1838, NOTE SUR LES RESTES  DE LA VOIE ET PORTE ROMAINES DE L’OISANS

Archive : Bulletin de la Société de statistique, des sciences naturelles et des arts industriels du département de l’Isère
Auteur : Scipion GRAS
Date d’édition : 1838

Lorsque les Romains eurent achevé la conquête des Gaules, un de leurs premiers soins fut d’établir de nouvelles routes et de perfectionner celles qui existaient déjà ; en agissant ainsi ils se montraient habiles politiques, car le meilleur moyen d’assurer leur domination était de faciliter la marche des troupes dans tous les sens, et en même temps de civiliser le pays, en favorisant son industrie et son commerce. Parmi les routes dont les anciens itinéraires nous ont conservé la direction, il en est une qui intéressait particulièrement le territoire des Voconces et des Allobroges, c’est-à-dire le pays qui constitue actuellement le département de l’Isère. Cette route partait de Briançon et se rendait directement à Vienne, en passant par la vallée de là Romanche et par Grenoble ; elle s’embranchait par conséquent avec la grande route d’Italie dans les Gaules, qui traversait les Alpes au mont Genèvre et suivait la vallée de la Durance pour se rendre à Arles par Briançon, Embrun, Gap, Sisteron. Ainsi que l’a prouvé M. Berriat-Saint-Prix, dans une savante dissertation (Annuaire du département de r’Isère, an 12), le passage des Alpes par le mon Genèvre était considéré autrefois comme le plus court et le plus facile.
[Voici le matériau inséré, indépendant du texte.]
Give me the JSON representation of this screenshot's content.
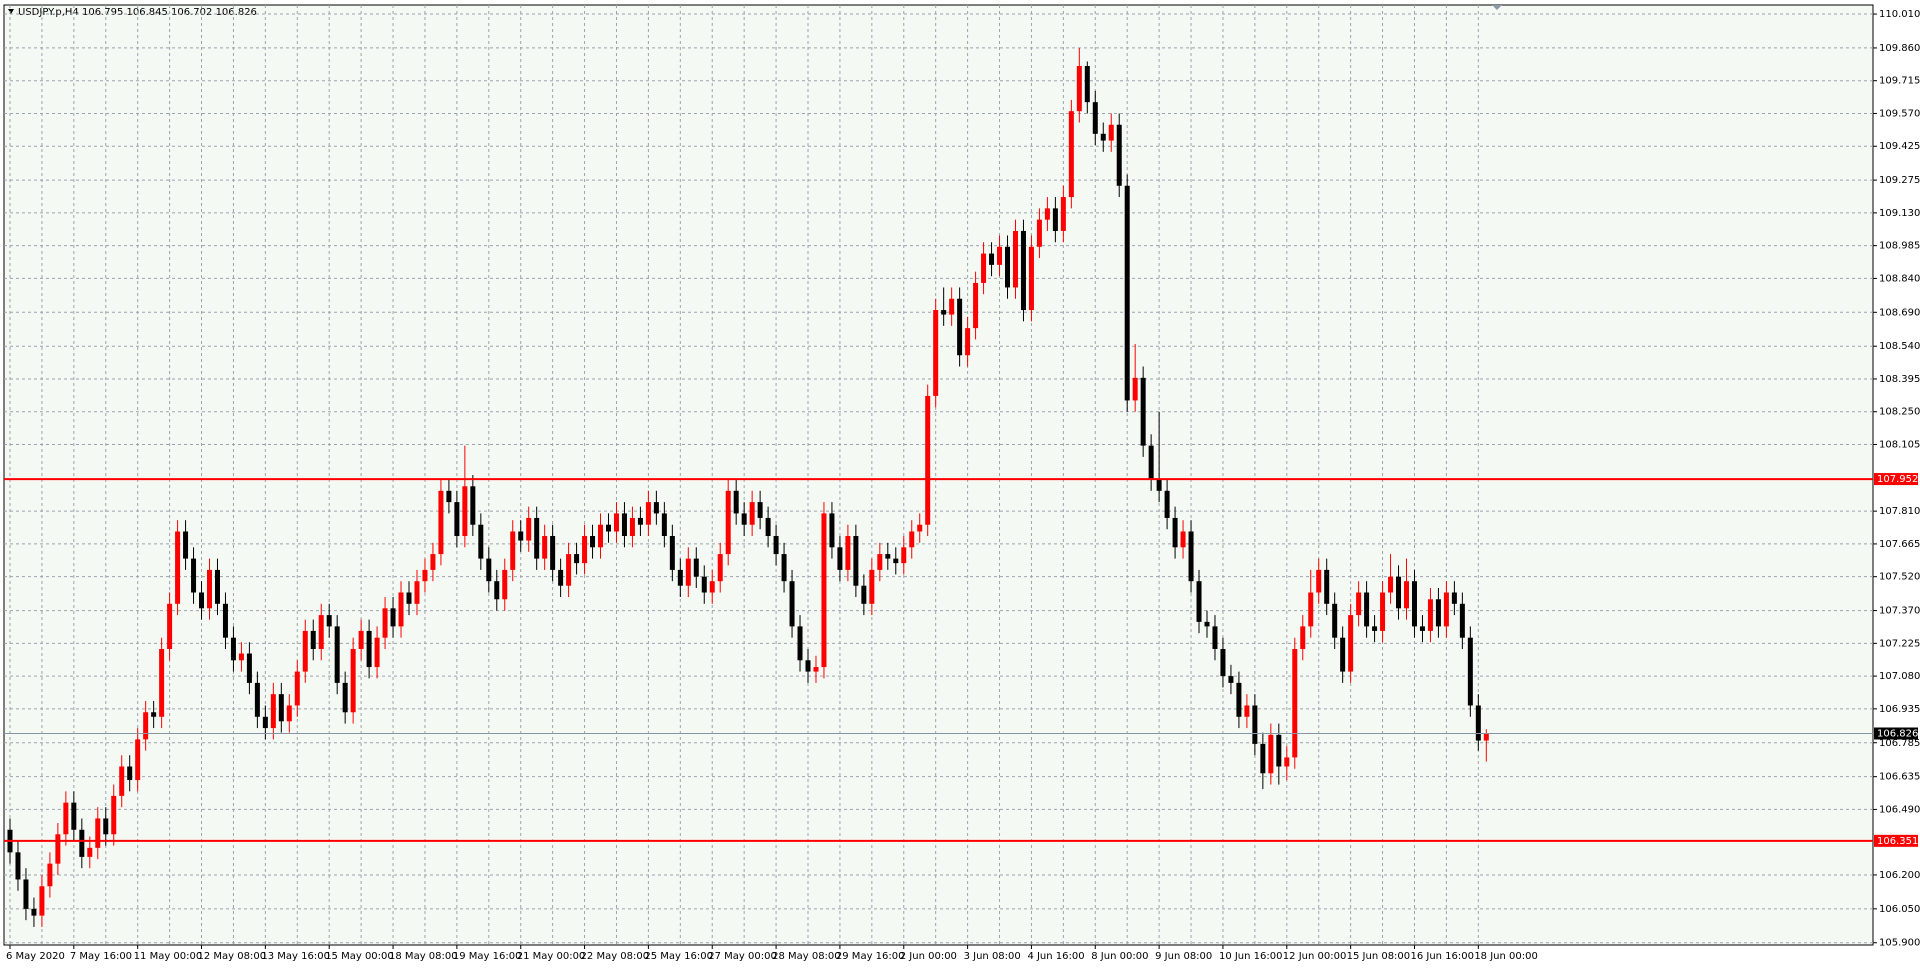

Ce chemin fut presque constamment suivi par César dans ses fréquentes incursions dans les Gaules, et après lui par la plupart des généraux et des empereurs romains, lors des guerres dont ce pays fut souvent le théâtre. Il est à présumer par conséquent que l’embranchement de route qui conduisait à Vienne et à Lyon par l’Oisans, c’est-à-dire par un chemin beaucoup plus court que tous les autres, devait être très fréquenté et avoir de l’importance.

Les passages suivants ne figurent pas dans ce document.